Fourth, there is actually a much simpler – and far more plausible – explanation for this correlation that the authors remarkably do not seem to recognize. It is not surprising that the proportions of junior and senior pupils tend to be similar within individual schools given that they tend to come from the same neighbourhoods or catchment areas. In this sense, any between-school variations found are likely to be due to variations in the socio-demographic nature of the catchment areas of the schools rather than anything that the schools themselves are doing.
Fifth, and finally, the authors do not make any distinction between different types of school-level factors; in particularly, those that are related to the school itself (the school ethos, the curriculum taught etc.) and those that are actually related to the wider neighbourhood in which a school is located and thus are not influenced by the school at all (i.e. socio-demographic characteristics – including levels of obesity – that may vary from school to school but that are not caused by the schools as such but simply reflect their different catchment areas).

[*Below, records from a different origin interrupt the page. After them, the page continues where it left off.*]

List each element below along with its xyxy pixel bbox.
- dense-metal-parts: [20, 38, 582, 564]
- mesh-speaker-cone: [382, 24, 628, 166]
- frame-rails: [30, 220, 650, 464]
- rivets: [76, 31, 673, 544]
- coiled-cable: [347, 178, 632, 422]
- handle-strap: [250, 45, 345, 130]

This is an important distinction to make. In this case, the absence of such a distinction has lead the authors to making misleading claims regarding the existing and direct influence of the school environment on levels of obesity. This is not to say that schools cannot play an important role in helping to promote healthier lifestyles and reduce levels of childhood obesity but this is a different issue. The authors are focusing here on attempting to identify the existing influences that schools have.

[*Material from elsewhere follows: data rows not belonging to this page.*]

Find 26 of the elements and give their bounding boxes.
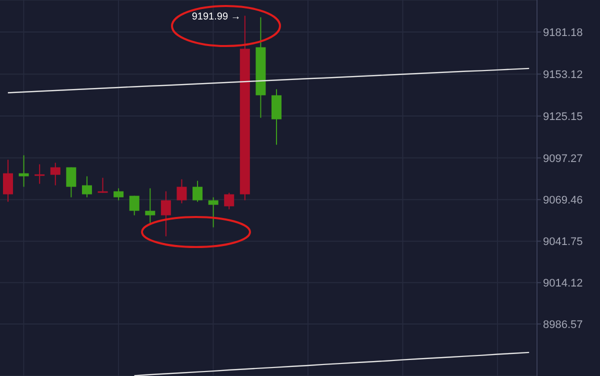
candlestick [208,196,218,228]
y-tick-label: 9041.75 [543,236,583,248]
candlestick [192,180,203,202]
y-tick-label: 8986.57 [543,318,583,331]
candlestick [176,178,187,204]
annotation: 9191.99 → [192,11,241,22]
candlestick [82,176,92,198]
y-tick-label: 9181.18 [543,26,583,39]
y-tick-label: 9097.27 [543,152,583,165]
candlestick [34,164,45,184]
candlestick [224,192,234,210]
candlestick [3,159,13,202]
y-tick-label: 9069.46 [543,194,583,207]
candlestick [160,190,171,237]
candlestick [66,166,76,198]
candlestick [50,162,60,186]
candlestick [18,154,29,188]
candlestick [145,188,156,224]
line-series [7,68,530,94]
y-tick-label: 9014.12 [543,278,583,290]
y-tick-label: 9125.15 [543,110,583,123]
candlestick [114,188,124,201]
line-series [134,352,530,376]
candlestick [129,195,140,216]
y-tick-label: 9153.12 [543,68,583,81]
candlestick [98,177,108,194]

So, here is another example of where the basic point that should have been drilled into any undergraduate student taking a research methods course – that correlation does not necessarily imply causality – seems to have been lost. In this present case, we cannot simply blame the sensationalist and misleading reporting of a journalist. As we saw, the news article broadly reflected the findings from the journal article itself. It may be, therefore, that part of the problem here is that as the research is based on a rather advanced and complex form of statistical modeling then people are going to be less likely to feel qualified in assessing the validity of the claims being made and thus more likely just to take the key findings ‘on trust’. However, and as demonstrated above, this is a dangerous approach to take and can easily lead to important policy decisions being made on the basis of false evidence.

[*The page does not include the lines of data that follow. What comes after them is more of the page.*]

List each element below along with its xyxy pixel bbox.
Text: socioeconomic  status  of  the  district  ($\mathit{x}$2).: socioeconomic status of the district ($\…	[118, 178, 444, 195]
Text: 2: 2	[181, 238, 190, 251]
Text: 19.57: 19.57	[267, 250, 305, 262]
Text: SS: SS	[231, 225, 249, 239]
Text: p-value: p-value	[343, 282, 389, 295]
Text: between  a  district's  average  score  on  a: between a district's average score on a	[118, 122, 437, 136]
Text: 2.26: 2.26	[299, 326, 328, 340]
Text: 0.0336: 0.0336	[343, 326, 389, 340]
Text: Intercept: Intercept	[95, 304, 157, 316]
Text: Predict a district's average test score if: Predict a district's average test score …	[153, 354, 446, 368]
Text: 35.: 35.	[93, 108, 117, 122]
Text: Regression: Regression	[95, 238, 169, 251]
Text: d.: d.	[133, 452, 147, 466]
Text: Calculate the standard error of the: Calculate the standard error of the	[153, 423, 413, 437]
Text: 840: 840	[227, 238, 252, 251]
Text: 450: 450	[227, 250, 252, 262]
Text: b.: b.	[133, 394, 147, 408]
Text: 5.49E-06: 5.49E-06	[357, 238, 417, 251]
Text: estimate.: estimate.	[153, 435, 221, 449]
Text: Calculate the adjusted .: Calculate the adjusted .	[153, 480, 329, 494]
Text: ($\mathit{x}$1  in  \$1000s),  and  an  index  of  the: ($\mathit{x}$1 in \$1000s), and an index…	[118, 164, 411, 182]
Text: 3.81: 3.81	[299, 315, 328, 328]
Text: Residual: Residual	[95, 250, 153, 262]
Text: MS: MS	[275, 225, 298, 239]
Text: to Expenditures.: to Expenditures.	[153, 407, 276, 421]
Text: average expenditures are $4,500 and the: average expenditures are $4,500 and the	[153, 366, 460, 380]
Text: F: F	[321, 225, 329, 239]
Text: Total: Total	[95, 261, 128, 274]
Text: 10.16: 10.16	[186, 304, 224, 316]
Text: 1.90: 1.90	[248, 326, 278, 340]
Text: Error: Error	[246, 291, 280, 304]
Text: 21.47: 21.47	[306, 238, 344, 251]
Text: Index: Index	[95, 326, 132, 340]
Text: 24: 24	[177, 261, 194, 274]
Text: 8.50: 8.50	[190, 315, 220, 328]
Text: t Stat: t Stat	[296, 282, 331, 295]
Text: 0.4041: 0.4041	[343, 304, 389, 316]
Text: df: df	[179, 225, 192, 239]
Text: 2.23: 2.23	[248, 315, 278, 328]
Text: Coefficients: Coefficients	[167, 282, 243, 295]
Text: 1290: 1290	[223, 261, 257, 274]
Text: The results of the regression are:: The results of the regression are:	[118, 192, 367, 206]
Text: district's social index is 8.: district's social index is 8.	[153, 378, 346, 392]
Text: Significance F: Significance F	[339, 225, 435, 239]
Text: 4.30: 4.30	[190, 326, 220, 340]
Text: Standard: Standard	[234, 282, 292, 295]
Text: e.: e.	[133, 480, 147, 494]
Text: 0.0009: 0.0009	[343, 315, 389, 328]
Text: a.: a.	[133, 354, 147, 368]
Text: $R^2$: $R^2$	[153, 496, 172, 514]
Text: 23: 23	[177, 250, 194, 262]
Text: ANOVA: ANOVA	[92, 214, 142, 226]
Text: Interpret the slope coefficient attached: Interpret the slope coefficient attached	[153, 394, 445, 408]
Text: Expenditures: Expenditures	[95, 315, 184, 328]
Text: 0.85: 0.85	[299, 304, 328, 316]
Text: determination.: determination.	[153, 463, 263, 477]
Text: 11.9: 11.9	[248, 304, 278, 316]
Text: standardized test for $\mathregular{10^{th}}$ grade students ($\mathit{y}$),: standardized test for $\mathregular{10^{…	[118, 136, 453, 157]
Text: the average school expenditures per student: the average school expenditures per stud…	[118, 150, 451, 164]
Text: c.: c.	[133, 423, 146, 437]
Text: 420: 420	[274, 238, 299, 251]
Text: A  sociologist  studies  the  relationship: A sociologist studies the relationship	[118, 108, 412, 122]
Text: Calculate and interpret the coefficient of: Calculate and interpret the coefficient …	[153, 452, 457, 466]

Ultimately, this is why the peer-review process is so important in, hopefully, helping to identify and remove some of the more blatant cases of poor quality research. With this in mind, the key question we are left with is how did this article, with the claims it is making, get through the peer-review process of the Journal of Youth Adolescence seemingly unimpeded? Did none of the reviewers (or the editors) recognize and/or raise any of the concerns highlighted above?